Intel also outlined plans to introduce a so-called quad- core version of its tablet chip lineup, code-named Bay Trail, which will be available in devices for the end-of-year holiday shopping season. The chip will feature four processors built into one piece of silicon, according to Vice President Mike Bell.

Emerging markets

In addition, Intel, based in Santa Clara, California, has developed phone reference designs based on its new Lexington chip for areas of the world where consumers are buying their first smartphone. Acer Inc. will be one of the first customers for the device, Bell said.

“We’ve built this device targeted at emerging markets,” Bell said. “This segment is one of the fastest-growing segments in the smartphone market.”

Intel’s Haswell design for larger computers and tablets is the first one created from scratch for so-called Ultrabook laptops, which are thin machines that can run all day on a small battery without being plugged in.

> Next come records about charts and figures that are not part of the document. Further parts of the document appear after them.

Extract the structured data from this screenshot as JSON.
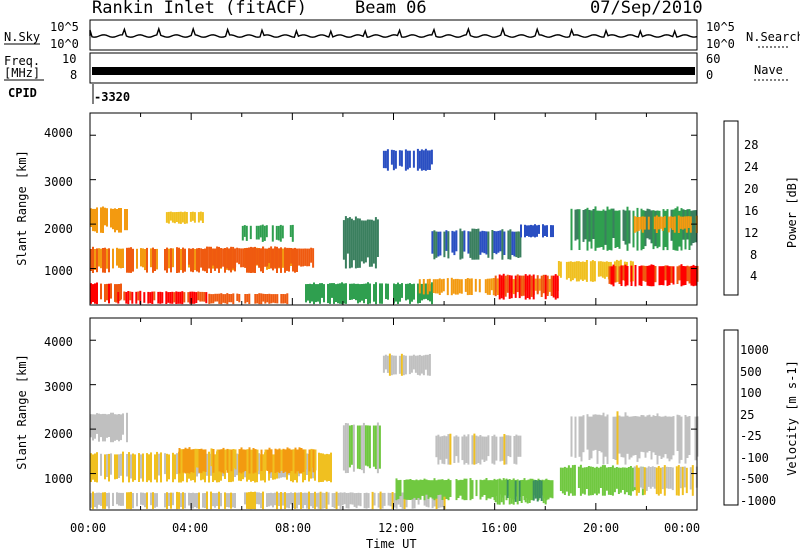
{
  "header": {
    "station": "Rankin Inlet (fitACF)",
    "beam": "Beam 06",
    "date": "07/Sep/2010"
  },
  "status_panels": {
    "nsky_label": "N.Sky",
    "nsky_ticks": [
      "10^5",
      "10^0"
    ],
    "nsearch_label": "N.Search",
    "nsearch_ticks": [
      "10^5",
      "10^0"
    ],
    "freq_label": "Freq.",
    "freq_unit": "[MHz]",
    "freq_ticks": [
      "10",
      "8"
    ],
    "nave_label": "Nave",
    "nave_ticks": [
      "60",
      "0"
    ],
    "cpid_label": "CPID",
    "cpid_value": "-3320"
  },
  "chart_data": [
    {
      "type": "heatmap",
      "name": "power",
      "ylabel": "Slant Range [km]",
      "yticks": [
        "4000",
        "3000",
        "2000",
        "1000"
      ],
      "ylim": [
        180,
        4500
      ],
      "xlim": [
        0,
        24
      ],
      "colorbar_label": "Power [dB]",
      "colorbar_ticks": [
        "28",
        "24",
        "20",
        "16",
        "12",
        "8",
        "4"
      ],
      "colorbar_colors": [
        "#0000ff",
        "#2a4fc2",
        "#3a7f5e",
        "#2f9f4f",
        "#f0c020",
        "#f39a10",
        "#ef5a10",
        "#ff0000"
      ],
      "regions": [
        {
          "t0": 0.0,
          "t1": 1.2,
          "r0": 200,
          "r1": 700,
          "v": 28
        },
        {
          "t0": 1.0,
          "t1": 4.6,
          "r0": 200,
          "r1": 500,
          "v": 28
        },
        {
          "t0": 4.6,
          "t1": 7.8,
          "r0": 200,
          "r1": 450,
          "v": 26
        },
        {
          "t0": 0.0,
          "t1": 8.2,
          "r0": 900,
          "r1": 1500,
          "v": 24
        },
        {
          "t0": 3.8,
          "t1": 8.8,
          "r0": 1000,
          "r1": 1500,
          "v": 26
        },
        {
          "t0": 0.0,
          "t1": 1.5,
          "r0": 1800,
          "r1": 2400,
          "v": 22
        },
        {
          "t0": 3.0,
          "t1": 4.5,
          "r0": 2000,
          "r1": 2300,
          "v": 18
        },
        {
          "t0": 8.5,
          "t1": 13.5,
          "r0": 200,
          "r1": 700,
          "v": 14
        },
        {
          "t0": 13.0,
          "t1": 18.5,
          "r0": 400,
          "r1": 800,
          "v": 22
        },
        {
          "t0": 16.0,
          "t1": 18.5,
          "r0": 300,
          "r1": 900,
          "v": 28
        },
        {
          "t0": 18.5,
          "t1": 21.5,
          "r0": 700,
          "r1": 1200,
          "v": 18
        },
        {
          "t0": 20.5,
          "t1": 24.0,
          "r0": 600,
          "r1": 1100,
          "v": 28
        },
        {
          "t0": 19.0,
          "t1": 24.0,
          "r0": 1400,
          "r1": 2400,
          "v": 12
        },
        {
          "t0": 21.5,
          "t1": 24.0,
          "r0": 1800,
          "r1": 2200,
          "v": 22
        },
        {
          "t0": 10.0,
          "t1": 11.5,
          "r0": 1000,
          "r1": 2200,
          "v": 10
        },
        {
          "t0": 11.5,
          "t1": 13.5,
          "r0": 3200,
          "r1": 3700,
          "v": 6
        },
        {
          "t0": 13.5,
          "t1": 17.0,
          "r0": 1200,
          "r1": 1900,
          "v": 8
        },
        {
          "t0": 17.0,
          "t1": 18.5,
          "r0": 1700,
          "r1": 2000,
          "v": 6
        },
        {
          "t0": 6.0,
          "t1": 8.0,
          "r0": 1600,
          "r1": 2000,
          "v": 14
        }
      ]
    },
    {
      "type": "heatmap",
      "name": "velocity",
      "ylabel": "Slant Range [km]",
      "yticks": [
        "4000",
        "3000",
        "2000",
        "1000"
      ],
      "ylim": [
        180,
        4500
      ],
      "xlim": [
        0,
        24
      ],
      "xticks": [
        "00:00",
        "04:00",
        "08:00",
        "12:00",
        "16:00",
        "20:00",
        "00:00"
      ],
      "xlabel": "Time UT",
      "colorbar_label": "Velocity [m s-1]",
      "colorbar_ticks": [
        "1000",
        "500",
        "100",
        "25",
        "-25",
        "-100",
        "-500",
        "-1000"
      ],
      "colorbar_colors": [
        "#ff0000",
        "#ef5a10",
        "#f39a10",
        "#f0c020",
        "#c0c0c0",
        "#70c840",
        "#3a8f5e",
        "#2a4fc2",
        "#0000ff"
      ],
      "regions": [
        {
          "t0": 0.0,
          "t1": 9.5,
          "r0": 800,
          "r1": 1500,
          "v": 150
        },
        {
          "t0": 0.0,
          "t1": 1.5,
          "r0": 1700,
          "r1": 2400,
          "v": 0
        },
        {
          "t0": 3.5,
          "t1": 9.0,
          "r0": 1000,
          "r1": 1600,
          "v": 400
        },
        {
          "t0": 0.0,
          "t1": 9.0,
          "r0": 200,
          "r1": 600,
          "v": 60
        },
        {
          "t0": 9.0,
          "t1": 14.0,
          "r0": 200,
          "r1": 600,
          "v": 40
        },
        {
          "t0": 12.0,
          "t1": 18.5,
          "r0": 400,
          "r1": 900,
          "v": -300
        },
        {
          "t0": 16.0,
          "t1": 18.0,
          "r0": 300,
          "r1": 900,
          "v": -400
        },
        {
          "t0": 18.5,
          "t1": 22.0,
          "r0": 500,
          "r1": 1200,
          "v": -300
        },
        {
          "t0": 19.0,
          "t1": 24.0,
          "r0": 1200,
          "r1": 2400,
          "v": 0
        },
        {
          "t0": 21.5,
          "t1": 24.0,
          "r0": 500,
          "r1": 1200,
          "v": 150
        },
        {
          "t0": 10.0,
          "t1": 11.5,
          "r0": 1000,
          "r1": 2200,
          "v": -150
        },
        {
          "t0": 11.5,
          "t1": 13.5,
          "r0": 3200,
          "r1": 3700,
          "v": 0
        },
        {
          "t0": 13.5,
          "t1": 17.0,
          "r0": 1200,
          "r1": 1900,
          "v": 0
        }
      ]
    }
  ]
}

The new design will draw as little as 7 watts, allowing customers to build machines that double as tablets and laptops, said Intel Vice President Kirk Skaugen. The devices will be able to run as long as 13 hours before recharging, he said.

Perceptual computing

Intel also talked about what it calls “perceptual computing” and demonstrated devices capable of understanding voice commands and more readily recognizing gestures. Such functions are part of a push by the company to make personal computers attractive to consumers again after 2012, when PC shipments fell for the first time in more than a decade, according to IHS iSuppli.

Among the plans for hardware are devices that will do things like recognize when a TV viewer has left the couch and automatically pause a show, according to Daniel Berenbaum, an analyst at MKM Partners LLC. Features that are of practical value may make PCs popular among consumers again and drive demand for powerful chips needed to run them, he said.

“It’s symptomatic of this frustration they’ve expressed with the pace of innovation in the PC industry,” Berenbaum said.